Captured on December 27, 2023, Carlsbad Caverns, New Mexico.



Captured on November 11, 2023, at Dodger Stadium parking lot, Los Angeles, during Tyler, the Creator’s Camp Flog Gnaw Carnival.



Captured on February 17, 2024. Pokémon Go event at the Rose Bowl.




Captured on December 9, 2023. Dune buggy meet on the west shore of the Salton Sea.








MFA Art Thesis Solo Exhibition
Feb.26-Mar.9 2024
The Goodan Family Graduate Art Gallery 950 S Raymond Ave, Pasadena, CA


















In Of Course, Still Here, I use a medium format camera with the Pixel Shift technique to create 400-megapixel images. Through synthesizing and manipulating dozens of photographs into one final image, I collapsed time and space within the photograph, what appears to be authentic and reliable landscapes hide countless artificial compositions and modifications. I aim to create a space between the realm of existence and the photographic illusion. The landscapes indicate a vast artificial reality shaped by collective imagination and rules. These photos question the presence of individuality and authenticity in consumer behavior.

Entertainment activities are a form of commodity in contemporary society. As capitalism tends to commodify everything, it calls out its authority—the authority behind technology, and societal planning—which guides and educates the consumer's mind. Under commercial operations, man-made spectacles emerge, waiting for people to gaze and possess them. As in the caves, lights meticulously craft a sense of mystery and sublimity, inventing, manufacturing, and marketing the relationship between the viewer and the commodities. The commodity is the cave itself as a spectacle, a hyperreality. Even though I'm in Carlsbad Caverns, it feels like I'm at a vista near the Dodger Stadium, watching a noisy carnival. The deliberately arranged lights, narrow crowded pathways, and prominently introduced signs all seem to encourage my gaze and drive my steps to capture everything I see. Such gazes are omnipresent in my life and creative process; I seem to see everything, yet nothing at all.

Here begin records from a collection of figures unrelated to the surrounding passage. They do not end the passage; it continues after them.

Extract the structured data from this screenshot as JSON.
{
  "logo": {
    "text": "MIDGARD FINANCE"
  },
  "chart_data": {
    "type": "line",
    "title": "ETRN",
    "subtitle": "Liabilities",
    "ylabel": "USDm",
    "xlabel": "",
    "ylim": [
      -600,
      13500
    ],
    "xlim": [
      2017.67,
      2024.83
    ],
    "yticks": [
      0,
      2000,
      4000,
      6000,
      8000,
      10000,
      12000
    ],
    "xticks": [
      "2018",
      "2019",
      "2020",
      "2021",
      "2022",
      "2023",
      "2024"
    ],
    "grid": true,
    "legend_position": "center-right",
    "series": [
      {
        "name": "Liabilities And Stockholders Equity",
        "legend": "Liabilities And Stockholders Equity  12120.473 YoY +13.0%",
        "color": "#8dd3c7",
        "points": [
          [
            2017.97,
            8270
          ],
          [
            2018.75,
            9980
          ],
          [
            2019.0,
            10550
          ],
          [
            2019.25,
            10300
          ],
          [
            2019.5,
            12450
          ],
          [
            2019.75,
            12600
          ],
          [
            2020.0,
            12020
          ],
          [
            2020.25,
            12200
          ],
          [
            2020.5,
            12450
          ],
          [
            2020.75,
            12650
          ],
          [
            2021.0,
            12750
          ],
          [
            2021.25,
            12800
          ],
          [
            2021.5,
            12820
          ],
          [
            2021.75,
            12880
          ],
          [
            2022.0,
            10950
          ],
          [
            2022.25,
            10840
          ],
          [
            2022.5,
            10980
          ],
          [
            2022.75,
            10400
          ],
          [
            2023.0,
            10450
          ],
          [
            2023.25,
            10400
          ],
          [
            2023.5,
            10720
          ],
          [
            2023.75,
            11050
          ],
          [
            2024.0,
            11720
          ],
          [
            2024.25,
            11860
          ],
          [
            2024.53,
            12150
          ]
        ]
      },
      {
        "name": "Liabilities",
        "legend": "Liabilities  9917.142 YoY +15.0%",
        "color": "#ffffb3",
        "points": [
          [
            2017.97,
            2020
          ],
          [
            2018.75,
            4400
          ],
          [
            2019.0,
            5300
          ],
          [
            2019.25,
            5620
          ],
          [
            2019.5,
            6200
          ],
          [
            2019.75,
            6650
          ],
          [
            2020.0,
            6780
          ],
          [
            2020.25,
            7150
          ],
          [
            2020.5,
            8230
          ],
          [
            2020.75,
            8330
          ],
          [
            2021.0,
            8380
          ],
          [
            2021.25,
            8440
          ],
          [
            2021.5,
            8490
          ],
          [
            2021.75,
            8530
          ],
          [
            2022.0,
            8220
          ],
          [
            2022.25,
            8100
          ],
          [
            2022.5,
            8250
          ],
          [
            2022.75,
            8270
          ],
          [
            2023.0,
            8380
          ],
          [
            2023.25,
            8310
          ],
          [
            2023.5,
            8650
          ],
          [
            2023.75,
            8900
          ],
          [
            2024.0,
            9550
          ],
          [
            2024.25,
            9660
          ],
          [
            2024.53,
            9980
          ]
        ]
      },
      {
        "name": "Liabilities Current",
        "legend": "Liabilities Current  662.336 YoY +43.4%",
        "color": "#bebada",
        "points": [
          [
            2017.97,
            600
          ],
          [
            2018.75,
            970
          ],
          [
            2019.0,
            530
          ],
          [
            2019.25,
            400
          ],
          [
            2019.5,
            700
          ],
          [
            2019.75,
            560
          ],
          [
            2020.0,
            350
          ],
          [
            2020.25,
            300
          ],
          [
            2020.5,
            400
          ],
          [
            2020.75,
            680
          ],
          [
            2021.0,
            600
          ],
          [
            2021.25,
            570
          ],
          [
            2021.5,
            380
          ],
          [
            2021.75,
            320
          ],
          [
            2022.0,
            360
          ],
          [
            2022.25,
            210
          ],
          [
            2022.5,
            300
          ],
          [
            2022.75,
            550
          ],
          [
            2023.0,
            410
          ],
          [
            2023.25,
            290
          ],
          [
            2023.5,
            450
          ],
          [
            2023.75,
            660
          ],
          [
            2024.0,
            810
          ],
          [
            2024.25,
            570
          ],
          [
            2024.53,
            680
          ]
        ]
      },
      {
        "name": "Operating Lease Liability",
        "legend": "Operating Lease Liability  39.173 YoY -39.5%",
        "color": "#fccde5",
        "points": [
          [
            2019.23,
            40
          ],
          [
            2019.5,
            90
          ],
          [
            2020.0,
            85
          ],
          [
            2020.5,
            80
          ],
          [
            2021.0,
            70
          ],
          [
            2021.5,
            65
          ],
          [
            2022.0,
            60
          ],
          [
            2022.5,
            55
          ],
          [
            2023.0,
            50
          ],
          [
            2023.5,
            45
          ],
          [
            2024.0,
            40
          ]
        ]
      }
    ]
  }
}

For me, the process of photography is a critical observation of these scenes and a reconstruction of my past experiences. I have participated in, felt, and perhaps enjoyed, these events as extensions of my will and body, as McLuhan would say, these experiences are massaging me. But what happens outside these seemingly natural and rightful social activities and environments? I am drawn to the occurrence of these events and the social reality they point to. I aim to document and preserve these current thoughts and complex experiences. Thus, I raise my camera to shoot, just like tourists in caves, viewers of SpaceX launches, and concert attendees. I am looking at it from their perspective, but I took a step back and tried to experience the experience itself. As Sontag gave pointed out in On Photography, "Photographs are experience captured, and the camera is the arm of the consciousness in its acquisitive mood." Traces of Bauman's liquid modernity might be found in these photos, where not only people and capital are in flux, but experiences are too, existing in the processes of consumption and tourism, and changing with the collective narrative.